| Summary | National Percentile | Rank vs Metro |
|---|---|---|
| Housing | 41st | Fair |
| Demographics | 50th | Good |
| Amenities | 32nd | Good |
Multifamily Valuation
| Property Details | |
|---|---|
| Address | 3019 SW 28th Ave, Amarillo, TX, 79109, US |
| Region / Metro | Amarillo |
| Year of Construction | 1977 |
| Units | 36 |
| Transaction Date | --- |
| Transaction Price | --- |
| Buyer | --- |
| Seller | --- |
3019 SW 28th Ave Amarillo Multifamily Investment
Neighborhood occupancy is competitive within Amarillo and renter demand is reinforced by a high renter-occupied share, according to WDSuite’s CRE market data. This asset’s location supports stable leasing dynamics in a submarket where pricing remains accessible and retention can benefit from balanced affordability.
Located in an Inner Suburb of Amarillo, the property sits in a neighborhood rated B where occupancy is competitive among Amarillo neighborhoods (40th of 87 overall) and slightly above the national middle. Rents in the immediate area trend below the metro median, which can support leasing velocity and reduce downtime for value-minded renters.

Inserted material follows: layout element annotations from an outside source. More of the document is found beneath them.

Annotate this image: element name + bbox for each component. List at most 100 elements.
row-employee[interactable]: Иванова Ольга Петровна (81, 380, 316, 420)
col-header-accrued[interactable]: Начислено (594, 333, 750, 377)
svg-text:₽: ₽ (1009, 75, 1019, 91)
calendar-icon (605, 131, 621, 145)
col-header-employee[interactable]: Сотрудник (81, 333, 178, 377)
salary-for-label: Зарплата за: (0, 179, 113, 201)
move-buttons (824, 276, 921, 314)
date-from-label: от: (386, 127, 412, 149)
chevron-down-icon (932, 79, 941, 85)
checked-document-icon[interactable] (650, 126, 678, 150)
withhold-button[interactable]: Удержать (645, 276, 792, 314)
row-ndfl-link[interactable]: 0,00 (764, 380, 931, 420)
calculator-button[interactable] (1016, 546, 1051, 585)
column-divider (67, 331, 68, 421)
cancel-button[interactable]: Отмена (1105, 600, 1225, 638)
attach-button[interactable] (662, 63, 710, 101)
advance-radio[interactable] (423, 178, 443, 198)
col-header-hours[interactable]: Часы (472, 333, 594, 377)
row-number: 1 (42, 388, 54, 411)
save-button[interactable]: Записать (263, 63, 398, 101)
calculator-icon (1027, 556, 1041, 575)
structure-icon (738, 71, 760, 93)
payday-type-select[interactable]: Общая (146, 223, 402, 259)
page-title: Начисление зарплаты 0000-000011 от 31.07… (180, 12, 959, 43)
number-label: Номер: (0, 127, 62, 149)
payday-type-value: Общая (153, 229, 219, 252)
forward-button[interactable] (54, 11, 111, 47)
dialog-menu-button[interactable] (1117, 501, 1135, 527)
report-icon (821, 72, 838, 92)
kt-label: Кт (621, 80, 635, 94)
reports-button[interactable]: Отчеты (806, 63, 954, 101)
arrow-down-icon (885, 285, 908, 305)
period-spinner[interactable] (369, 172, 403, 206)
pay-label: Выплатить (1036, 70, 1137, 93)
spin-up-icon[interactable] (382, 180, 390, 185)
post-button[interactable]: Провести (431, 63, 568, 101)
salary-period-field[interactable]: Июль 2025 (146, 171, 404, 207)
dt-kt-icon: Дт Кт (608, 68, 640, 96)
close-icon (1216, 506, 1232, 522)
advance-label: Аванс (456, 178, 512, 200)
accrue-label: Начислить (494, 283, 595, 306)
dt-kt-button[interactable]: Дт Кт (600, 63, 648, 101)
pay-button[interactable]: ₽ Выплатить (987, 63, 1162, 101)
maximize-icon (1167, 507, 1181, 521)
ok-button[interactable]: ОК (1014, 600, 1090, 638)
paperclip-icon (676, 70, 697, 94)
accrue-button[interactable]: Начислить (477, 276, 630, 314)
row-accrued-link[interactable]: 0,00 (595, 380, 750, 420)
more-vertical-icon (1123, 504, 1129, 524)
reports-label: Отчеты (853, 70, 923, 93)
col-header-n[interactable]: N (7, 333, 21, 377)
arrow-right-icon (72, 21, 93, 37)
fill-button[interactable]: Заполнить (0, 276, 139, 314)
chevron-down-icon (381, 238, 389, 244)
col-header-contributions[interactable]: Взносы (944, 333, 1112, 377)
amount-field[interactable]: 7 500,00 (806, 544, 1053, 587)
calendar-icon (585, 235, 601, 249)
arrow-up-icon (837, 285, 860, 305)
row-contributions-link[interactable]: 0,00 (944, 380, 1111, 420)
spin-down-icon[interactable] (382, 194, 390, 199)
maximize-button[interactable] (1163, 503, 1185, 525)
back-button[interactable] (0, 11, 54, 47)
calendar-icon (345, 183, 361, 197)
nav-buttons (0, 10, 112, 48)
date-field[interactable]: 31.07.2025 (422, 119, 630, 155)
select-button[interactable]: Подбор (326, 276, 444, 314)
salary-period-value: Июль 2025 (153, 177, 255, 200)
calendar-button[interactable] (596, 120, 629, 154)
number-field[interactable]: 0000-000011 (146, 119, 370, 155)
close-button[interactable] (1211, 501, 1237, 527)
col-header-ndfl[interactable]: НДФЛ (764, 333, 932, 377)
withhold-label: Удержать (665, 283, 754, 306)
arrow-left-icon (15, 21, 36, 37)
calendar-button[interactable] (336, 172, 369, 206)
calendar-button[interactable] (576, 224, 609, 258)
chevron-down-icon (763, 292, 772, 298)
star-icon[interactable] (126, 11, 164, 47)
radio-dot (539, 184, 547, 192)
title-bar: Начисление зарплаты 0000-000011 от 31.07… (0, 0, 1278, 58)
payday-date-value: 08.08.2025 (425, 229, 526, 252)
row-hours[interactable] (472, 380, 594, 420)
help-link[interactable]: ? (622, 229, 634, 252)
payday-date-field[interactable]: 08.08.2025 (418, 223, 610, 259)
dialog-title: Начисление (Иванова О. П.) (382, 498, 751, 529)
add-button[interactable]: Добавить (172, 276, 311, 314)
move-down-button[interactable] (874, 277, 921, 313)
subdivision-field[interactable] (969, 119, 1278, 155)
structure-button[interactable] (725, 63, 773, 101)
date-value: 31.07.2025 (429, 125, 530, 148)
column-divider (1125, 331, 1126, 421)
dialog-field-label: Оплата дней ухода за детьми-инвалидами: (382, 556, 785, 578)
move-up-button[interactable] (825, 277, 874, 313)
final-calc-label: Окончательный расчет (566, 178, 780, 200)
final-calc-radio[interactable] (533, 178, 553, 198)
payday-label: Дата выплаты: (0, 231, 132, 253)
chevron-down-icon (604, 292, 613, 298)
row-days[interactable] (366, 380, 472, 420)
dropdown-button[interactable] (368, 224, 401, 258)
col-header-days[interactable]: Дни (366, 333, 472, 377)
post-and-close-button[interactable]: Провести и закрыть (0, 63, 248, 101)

Renter concentration is high for the metro, with the share of renter-occupied housing units in the top quartile nationally and competitive among the 87 Amarillo neighborhoods. For investors, that indicates a deeper tenant base and supports occupancy stability across cycles.
Amenity access is mixed: restaurant density is strong compared with both the metro and national landscape, and pharmacy availability ranks at the top of the metro and among the highest nationally. However, neighborhood measures indicate limited park, grocery, café, and childcare density, so day-to-day convenience may be more auto-oriented.
Within a 3-mile radius, recent data show a slight population contraction alongside a modest increase in household counts and smaller average household sizes. Forward-looking estimates point to population and household growth over the next five years, which would expand the local renter pool and support leasing fundamentals if realized. Median home values nearby remain relatively accessible in context, which can create some competition with entry-level ownership but generally sustains multifamily demand by offering more flexible housing options.
The average neighborhood building vintage skews older than this asset; being built in 1977 positions the property newer than much of the surrounding stock from the 1950s. That relative age can help competitive positioning while still leaving room for targeted modernization to drive rent premiums.

Safety signals are mixed when compared with the Amarillo metro and national benchmarks. Overall crime positioning sits slightly better than the national middle, and estimated property crime shows improvement with one of the stronger year-over-year decreases among the 87 Amarillo neighborhoods. At the same time, recent estimates indicate an uptick in violent offenses, so investors should monitor trend direction and rely on updated, property-level diligence.
In practical terms, this translates to conditions that are broadly comparable to many Amarillo sub-areas, with improving property-crime dynamics but uneven recent signals on violent incidents. Interpreting these metrics at the neighborhood level—rather than the block—helps set expectations for tenant retention and operating practices without over-extrapolating from short-term swings.
Proximity to a regional utility office supports a steady commuter base and can underpin renter demand for workforce housing in the immediate area. The employers listed below reflect nearby institutional anchors likely to influence leasing stability.
- Xcel Energy — utility services (2.5 miles)
This 1977 vintage, garden-style asset benefits from a renter-heavy neighborhood where occupancy is competitive among Amarillo peers and pricing is accessible relative to the metro. Based on CRE market data from WDSuite, the surrounding area’s rent levels and above-median national occupancy positioning point to stable leasing, while the property’s newer-than-area vintage suggests potential to capture premiums through selective renovations.
Within a 3-mile radius, household counts have inched up even as recent population trends were soft, and forecasts indicate growth ahead—implying a larger tenant base and continued demand for rental units. Amenity access favors restaurants and pharmacies, though limited parks and grocery density suggest a more car-dependent location. Taken together, the thesis centers on occupancy stability, value-add opportunity, and disciplined expense planning.
- Competitive neighborhood occupancy and high renter concentration support leasing stability.
- 1977 construction is newer than much nearby stock, offering renovation upside and competitive positioning.
- 3-mile outlook points to population and household growth, expanding the renter pool and supporting demand.
- Accessible rent context enhances leasing velocity and potential retention for value-focused tenants.
- Risks: mixed safety trends and limited non-restaurant amenities may require proactive management and marketing.